Na ocasião, cinco elementos armados chegaram ao local, em Pedro Régis/PB tripulando um veículo, possivelmente um VW Golf, parando em frente à agência.

De acordo com as imagens de CFTV, quatro deles descem do carro e o motorista dá marcha a ré forçando a porta da agência a arrombando-a. Ainda de acordo com as imagens, pelo menos 3 elementos portam revólveres e um outro uma arma longa, possivelmente uma espingarda calibre 12.

Após subtrair itens do local (apenas correspondências pois o numerário presente na Agência dos Correios não foi levado do interior do cofre) os criminosos fogem no mesmo veículo em que estavam.

Na época foi instaurado Inquérito Policial para investigar o caso. Entretanto, vez que as imagens não possibilitaram a identificação das placas do veículo em razão da luminosidade, e os ladrões terem seus rostos parcialmente cobertos, o procedimento foi encerrado na data de 06.07.2017 sem que houvesse sido indicada a autoria do crime.

PROVAS CIENTÍFICAS
Em que pese o esclarecimento do crime ter sido frustrado num primeiro momento, a equipe de perícia de local que esteve na cena de crime conseguiu recolher um fragmento de impressão digital passível de comparação e incluí-lo no banco de dados do sistema AFIS (Automatic Fingerprint Impression System), que por sua vez faz comparações automáticas de fragmentos de impressão digital.

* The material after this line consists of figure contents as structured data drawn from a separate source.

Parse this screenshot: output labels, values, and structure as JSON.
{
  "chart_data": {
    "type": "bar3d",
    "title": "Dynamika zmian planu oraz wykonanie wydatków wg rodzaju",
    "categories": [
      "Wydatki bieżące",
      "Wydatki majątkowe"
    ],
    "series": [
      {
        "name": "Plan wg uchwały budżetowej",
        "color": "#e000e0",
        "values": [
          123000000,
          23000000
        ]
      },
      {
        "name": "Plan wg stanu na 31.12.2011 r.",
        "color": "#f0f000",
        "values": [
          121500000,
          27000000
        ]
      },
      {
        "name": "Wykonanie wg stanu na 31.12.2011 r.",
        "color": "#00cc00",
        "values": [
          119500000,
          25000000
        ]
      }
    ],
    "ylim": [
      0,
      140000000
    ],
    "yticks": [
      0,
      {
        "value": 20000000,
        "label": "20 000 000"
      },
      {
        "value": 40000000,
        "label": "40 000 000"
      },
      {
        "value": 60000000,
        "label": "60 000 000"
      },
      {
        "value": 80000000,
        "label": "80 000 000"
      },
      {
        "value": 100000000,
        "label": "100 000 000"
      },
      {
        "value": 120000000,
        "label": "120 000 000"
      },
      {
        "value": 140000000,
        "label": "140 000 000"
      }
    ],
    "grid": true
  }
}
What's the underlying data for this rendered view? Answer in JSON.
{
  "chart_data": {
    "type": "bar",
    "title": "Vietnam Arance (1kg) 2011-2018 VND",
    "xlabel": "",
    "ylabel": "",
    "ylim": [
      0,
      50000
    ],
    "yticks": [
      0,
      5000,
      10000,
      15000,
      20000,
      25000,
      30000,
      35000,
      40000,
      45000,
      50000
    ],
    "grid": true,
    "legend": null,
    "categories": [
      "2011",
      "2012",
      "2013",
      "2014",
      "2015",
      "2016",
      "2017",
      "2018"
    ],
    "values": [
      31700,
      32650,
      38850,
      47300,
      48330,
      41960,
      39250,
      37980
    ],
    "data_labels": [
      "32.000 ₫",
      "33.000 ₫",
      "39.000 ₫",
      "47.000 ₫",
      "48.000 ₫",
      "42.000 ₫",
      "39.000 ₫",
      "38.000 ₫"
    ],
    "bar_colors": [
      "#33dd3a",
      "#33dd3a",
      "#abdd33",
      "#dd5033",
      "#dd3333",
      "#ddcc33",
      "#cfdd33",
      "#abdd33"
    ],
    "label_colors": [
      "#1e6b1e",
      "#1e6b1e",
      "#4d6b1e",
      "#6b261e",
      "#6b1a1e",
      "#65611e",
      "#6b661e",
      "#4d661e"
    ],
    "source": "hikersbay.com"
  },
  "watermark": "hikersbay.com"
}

Na época dos fatos o sistema não achou nenhuma convergência com os suspeitos incluídos no(s) banco(s) de dados. Ocorre que quando da investigação da Operação YAKUZA II, a planilha decadactilar (dez dedos) de Alysson Elias foi incluída no sistema (em data bem posterior ao arquivamento da primeira investigação), houve a convergência entre essa planilha, coletada do suspeito, e o fragmento de impressão digital localizado na cena do crime em Pedro Régis/PB.

Com base nessa comparação os papiloscopistas da Polícia Federal na Paraíba puderam atestar que Alysson Elias era um dos perpetradores do crime em apuração, tendo, a partir disso, sido solicitado à Justiça Federal o desarquivamento do caso para responsabilização penal e expedição de ordem de prisão em seu desfavor.
O mesmo responderá pelo(s) crime(s) do Art.155, §4º, I e IV do Código Penal Brasileiro.

NOME DA OPERAÇÃO
O nome da operação é uma alusão aos mafiosos japoneses (YAKUZA) e faz menção direta ao acusado que, por alguma razão desconhecida, tem feições orientais, ao ponto de seu apelido ser “JAPA”.